Partant du constat qu’une équipe numérique de 18 personnes, dont une seule dédiée à la protection des données, ne pourrait pas grand-chose face aux hackers (qu’ils proviennent du Kremlin ou de l’extrême droite américaine), le staff de Macron a "lancé une contre-offensive", en choisissant la stratégie du floutage : "Nous avons créé de faux comptes, avec du faux contenu, qui faisaient office de pièges. Et nous l’avons fait massivement pour les obliger à vérifier, histoire de déterminer quel compte était vrai", détaille Mounir Mahjoubi. Cinq boîtes mails ont ainsi été créées, appartenant à de hauts responsables de la campagne. Ces boîtes mails répondaient aux attaques de phishing en fournissant aux pirates des dizaines de faux mots de passe renvoyant eux-mêmes vers des documents contrefaits. Mahjoubi ne se fait cependant aucune illusion : "Nous n’avons rien empêché. Nous les avons juste ralentis." Enfin, selon le Canard enchaîné, Mahjoubi avait reçu l’aide gracieuse des deux meilleurs spécialistes en sécurité informatique de l’Élysée.

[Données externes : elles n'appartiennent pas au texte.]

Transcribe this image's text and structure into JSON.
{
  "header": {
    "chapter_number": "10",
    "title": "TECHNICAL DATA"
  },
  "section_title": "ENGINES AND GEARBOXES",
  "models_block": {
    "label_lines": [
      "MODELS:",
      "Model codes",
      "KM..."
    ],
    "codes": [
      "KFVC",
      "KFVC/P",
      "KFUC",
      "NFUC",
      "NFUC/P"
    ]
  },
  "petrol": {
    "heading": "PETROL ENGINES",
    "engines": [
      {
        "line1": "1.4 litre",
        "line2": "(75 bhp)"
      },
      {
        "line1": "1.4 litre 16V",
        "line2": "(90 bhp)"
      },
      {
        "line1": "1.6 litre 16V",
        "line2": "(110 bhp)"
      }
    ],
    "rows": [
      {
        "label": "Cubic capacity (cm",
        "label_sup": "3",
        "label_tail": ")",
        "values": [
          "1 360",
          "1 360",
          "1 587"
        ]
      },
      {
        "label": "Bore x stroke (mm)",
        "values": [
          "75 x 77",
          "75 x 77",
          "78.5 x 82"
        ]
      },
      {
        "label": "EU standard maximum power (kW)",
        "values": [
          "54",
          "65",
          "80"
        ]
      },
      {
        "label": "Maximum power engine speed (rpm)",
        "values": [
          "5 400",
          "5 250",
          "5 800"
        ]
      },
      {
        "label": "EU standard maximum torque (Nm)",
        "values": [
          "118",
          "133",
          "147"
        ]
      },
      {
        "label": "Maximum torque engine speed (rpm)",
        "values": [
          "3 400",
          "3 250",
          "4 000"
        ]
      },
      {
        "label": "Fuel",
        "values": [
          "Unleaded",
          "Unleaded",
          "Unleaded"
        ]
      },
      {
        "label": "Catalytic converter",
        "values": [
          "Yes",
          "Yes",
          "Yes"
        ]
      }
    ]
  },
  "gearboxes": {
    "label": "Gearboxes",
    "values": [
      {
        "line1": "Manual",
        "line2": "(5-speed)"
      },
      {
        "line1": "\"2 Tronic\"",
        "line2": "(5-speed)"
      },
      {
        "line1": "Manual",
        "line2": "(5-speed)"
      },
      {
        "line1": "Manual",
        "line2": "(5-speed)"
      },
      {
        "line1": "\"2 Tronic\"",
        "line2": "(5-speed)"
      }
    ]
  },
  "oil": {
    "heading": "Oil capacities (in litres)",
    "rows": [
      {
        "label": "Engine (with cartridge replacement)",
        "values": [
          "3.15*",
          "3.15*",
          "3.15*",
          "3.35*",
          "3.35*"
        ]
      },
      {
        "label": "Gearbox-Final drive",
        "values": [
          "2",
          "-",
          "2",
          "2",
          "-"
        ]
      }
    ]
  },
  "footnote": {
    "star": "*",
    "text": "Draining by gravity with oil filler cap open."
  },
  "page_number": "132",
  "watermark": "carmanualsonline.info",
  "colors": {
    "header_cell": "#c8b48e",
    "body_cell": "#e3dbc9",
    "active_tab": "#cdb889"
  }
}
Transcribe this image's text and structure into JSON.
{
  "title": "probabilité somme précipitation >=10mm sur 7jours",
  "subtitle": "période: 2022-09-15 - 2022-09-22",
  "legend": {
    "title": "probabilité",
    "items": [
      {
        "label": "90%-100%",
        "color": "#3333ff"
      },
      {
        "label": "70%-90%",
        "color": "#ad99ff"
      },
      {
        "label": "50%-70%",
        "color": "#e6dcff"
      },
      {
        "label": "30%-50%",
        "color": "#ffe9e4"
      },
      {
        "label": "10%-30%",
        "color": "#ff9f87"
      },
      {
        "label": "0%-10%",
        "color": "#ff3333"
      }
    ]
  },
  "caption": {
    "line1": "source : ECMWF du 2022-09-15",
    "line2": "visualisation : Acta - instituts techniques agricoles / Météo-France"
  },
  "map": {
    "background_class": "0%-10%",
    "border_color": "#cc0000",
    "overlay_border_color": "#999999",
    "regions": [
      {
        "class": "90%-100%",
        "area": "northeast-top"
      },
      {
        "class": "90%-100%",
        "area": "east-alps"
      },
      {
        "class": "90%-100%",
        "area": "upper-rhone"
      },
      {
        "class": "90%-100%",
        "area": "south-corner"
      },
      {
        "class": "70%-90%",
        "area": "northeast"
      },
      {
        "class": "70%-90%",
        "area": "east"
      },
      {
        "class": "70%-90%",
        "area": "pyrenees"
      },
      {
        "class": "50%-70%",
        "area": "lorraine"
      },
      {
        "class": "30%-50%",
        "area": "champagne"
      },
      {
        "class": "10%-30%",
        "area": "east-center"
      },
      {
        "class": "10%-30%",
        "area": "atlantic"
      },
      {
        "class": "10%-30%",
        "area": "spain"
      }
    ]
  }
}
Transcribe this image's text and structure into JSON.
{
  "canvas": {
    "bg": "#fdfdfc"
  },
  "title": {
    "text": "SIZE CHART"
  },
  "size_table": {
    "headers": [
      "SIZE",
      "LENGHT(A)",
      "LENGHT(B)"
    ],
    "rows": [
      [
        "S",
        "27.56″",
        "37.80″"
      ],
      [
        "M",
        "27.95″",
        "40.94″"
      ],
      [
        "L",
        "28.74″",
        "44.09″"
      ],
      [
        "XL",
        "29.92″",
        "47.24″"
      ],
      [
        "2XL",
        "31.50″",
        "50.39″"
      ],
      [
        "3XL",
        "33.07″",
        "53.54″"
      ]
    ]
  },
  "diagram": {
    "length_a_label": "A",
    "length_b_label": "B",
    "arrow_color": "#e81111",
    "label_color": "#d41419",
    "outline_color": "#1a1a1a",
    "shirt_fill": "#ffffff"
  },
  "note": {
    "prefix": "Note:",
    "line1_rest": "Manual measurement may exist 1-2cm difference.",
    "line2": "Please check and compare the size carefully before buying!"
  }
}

Difficile de savoir, effectivement, dans quelle mesure la stratégie de l’équipe d’En Marche ! a porté ses fruits puisque Mahjoubi refuse de dire si ces faux documents intentionnels se retrouvent dans les "Macron Leaks" (et, si c’est le cas, dans quelles proportions). Tout juste admettra-t-il, dans le New York Times, que parmi les 15 gigas de documents, certains sont authentiques, d’autres sont des imitations créées par les pirates, des documents volés à des entreprises et certains faux mails créés par son équipe de faussaires numériques. La ruse a donc (un peu fonctionné), et le New York Times salue le travail de l’équipe, jugée plus "habile et ingénieuse" que celle de Clinton. Pendant ce temps-là, à Lille, les équipes de François Fillon se faisaient dérober des ordinateurs contenant des données de campagne…

Évidemment, ce genre de manœuvre ne suffira jamais à empêcher le vol de données privées. Dans le cas des Macron Leaks, cependant, la faute incombe aussi aux pirates, qui ont pour le moins salopé le travail et fait preuve d’un étonnant amateurisme : retouche des documents sur des versions russes d’Excel facilement détectable en examinant les métadonnées (en cyrillique), traces laissées un peu partout et, surtout, manque de subtilité dans la publication des données volées… Tout indique que les assaillants étaient réellement pressés par le temps, même si selon un rapport de la firme de sécurité Trend Micro, En Marche ! était depuis février la cible du groupe de hackers russes Fancy Bear (aussi appelé Pawn Storm, APT28 ou Sednit), celui-là même responsable des fuites de mails du camp démocrate américain. Cette fois-ci, la "méthode russe" (ou celle de pirates se faisant passer pour des Russes) s’est donc achevée en fiasco. D’ici aux échéances électorales britanniques ou allemandes, dans les mois qui viennent, il est possible que le mode opératoire de ces pirates ait totalement changé. Reste à savoir comment la presse et le public de ces pays réagiront à ces "fuites" qui portent systématiquement le sceau de la propagande moscovite.